Я научусь, подумал Гурьев. Научусь обязательно. А потом?!

Москва. Май 1928

Никаких особенных подробностей Гурьев, разумеется, Вавилову не рассказал. Фёдор Петрович почти обо всём сам догадался. Его, рабочего с Трёхгорки, пришедшего в милицию по партийному призыву в июле восемнадцатого, трудно было провести на мякине. Ну, времечко, подумал Вавилов. И вздохнул: он ещё помнил те времена, что по сравнению с нынешними легко сошли бы за вегетарианские. Вавилов покачал снова головой, поднялся, вышел из-за стола, положил руку на плечо Гурьеву, сделавшему попытку встать:

— Сиди, сиди, сынок. Люкс, значит. Понятно.

— Вы не беспокойтесь, Фёдор Петрович. Я, как это называется, завязываю.

— Что так? — Вавилов остановился, облокотился на половину подоконника.

— Сейчас сделается не до того. А после, полагаю, тем более.

— Увидим, сынок. Увидим.

— Есть просьба, Фёдор Петрович.

— Давай, сынок.

— Моя знакомая. Её отец получил приглашение на работу в Париже. Нужно, чтобы они уехали до того, как всё начнётся. Паспорт поскорее оформить, помочь с формальностями. Это возможно?

— Всё возможно, ежели захотеть, — Вавилов вздохнул. — Ну и фрукт ты, сынок, ну и фрукт. Это, на самом-то деле, не ко мне, — к Варягу. Он у нас по таким делам большой дока. Я распоряжусь. А что с Полозовым твоим?

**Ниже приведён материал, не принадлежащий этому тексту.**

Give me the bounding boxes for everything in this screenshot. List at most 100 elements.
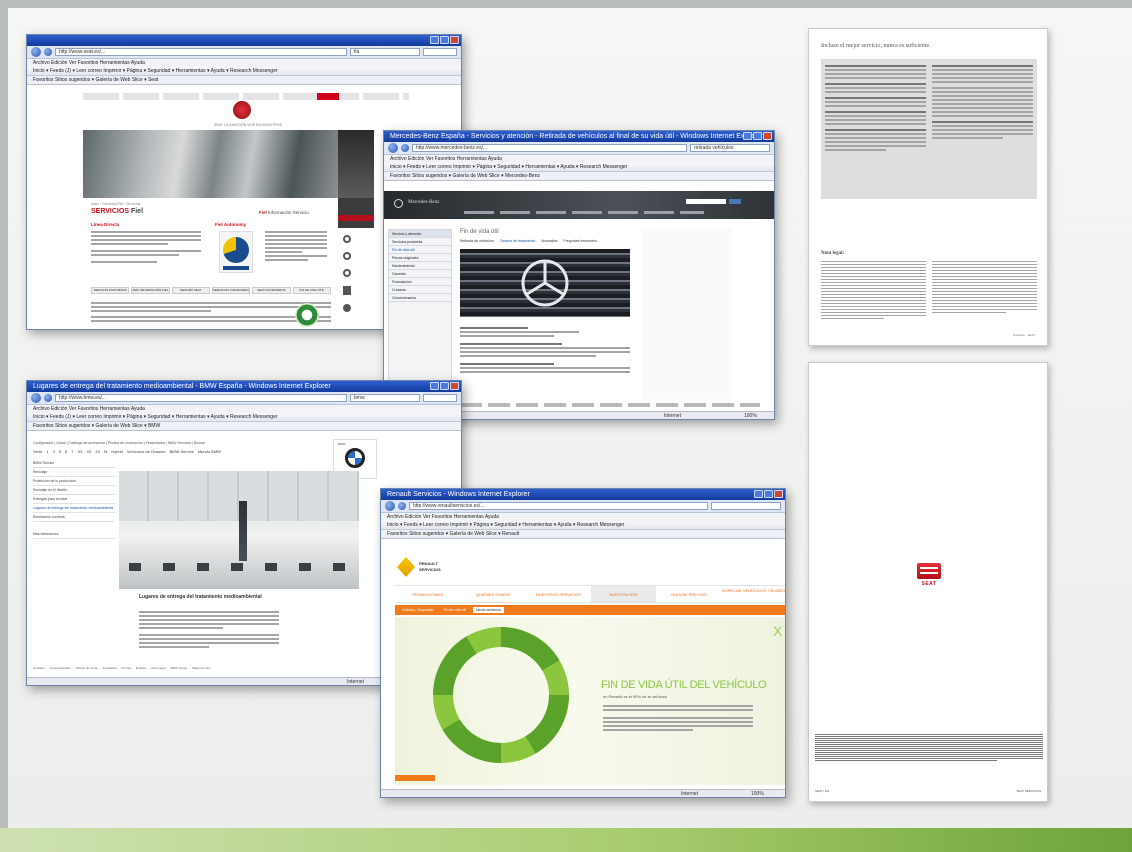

— С Полозовым? — Гурьев, осенённый неожиданной, как электрический разряд, мыслью, улыбнулся. — Полозов пускай тоже в Париж катится. Нечего ему здесь делать. Наверняка у него тоже с документами дело швах.

— Вот все они так, — Вавилов закурил очередную папиросу. — Скажи-ка на милость: получается, знали они, что так всё повернётся? Насмерть дрались ведь. Знали, а?

— Никто не знал, Федор Петрович, — тихо проговорил, опуская голову, Гурьев. — Никто. И вы не знали, и Варяг не знал. А кто знал, тех не слушали. Ни с той стороны, ни с другой. А теперь что ж? Старое чинить – глупо, потому что чинить-то нечего. Осколки какие-то, смешно говорить даже. Новое строить? Так ведь это не стройка вовсе, а подготовка к вселенскому погрому. Неудивительно, что среди людей здравомыслящих так мало желающих принимать в этом участие. Да вы ведь и сами, Фёдор Петрович, — когда остановились и огляделись, сделалось вам не по себе. А теперь – самое главное. Дальше – что?

— Что? — нахмурился Вавилов.

— То самое, Фёдор Петрович. Уедет Ирина, уедет и Полозов – воин теперь из него никакой, туберкулёз – штука препротивная. А нам – оставаться. И вам, и Варягу, и мне. Это же наша страна. А получается, что мы не можем ничего. Ни мыслей никаких, ни планов. С этими – противно. Самим – невозможно. Вот и ерундим, как Варяг говорит, помаленьку. Там жулика прихлопнем, тут рукосуя прижмём. А по-настоящему – не происходит ничего.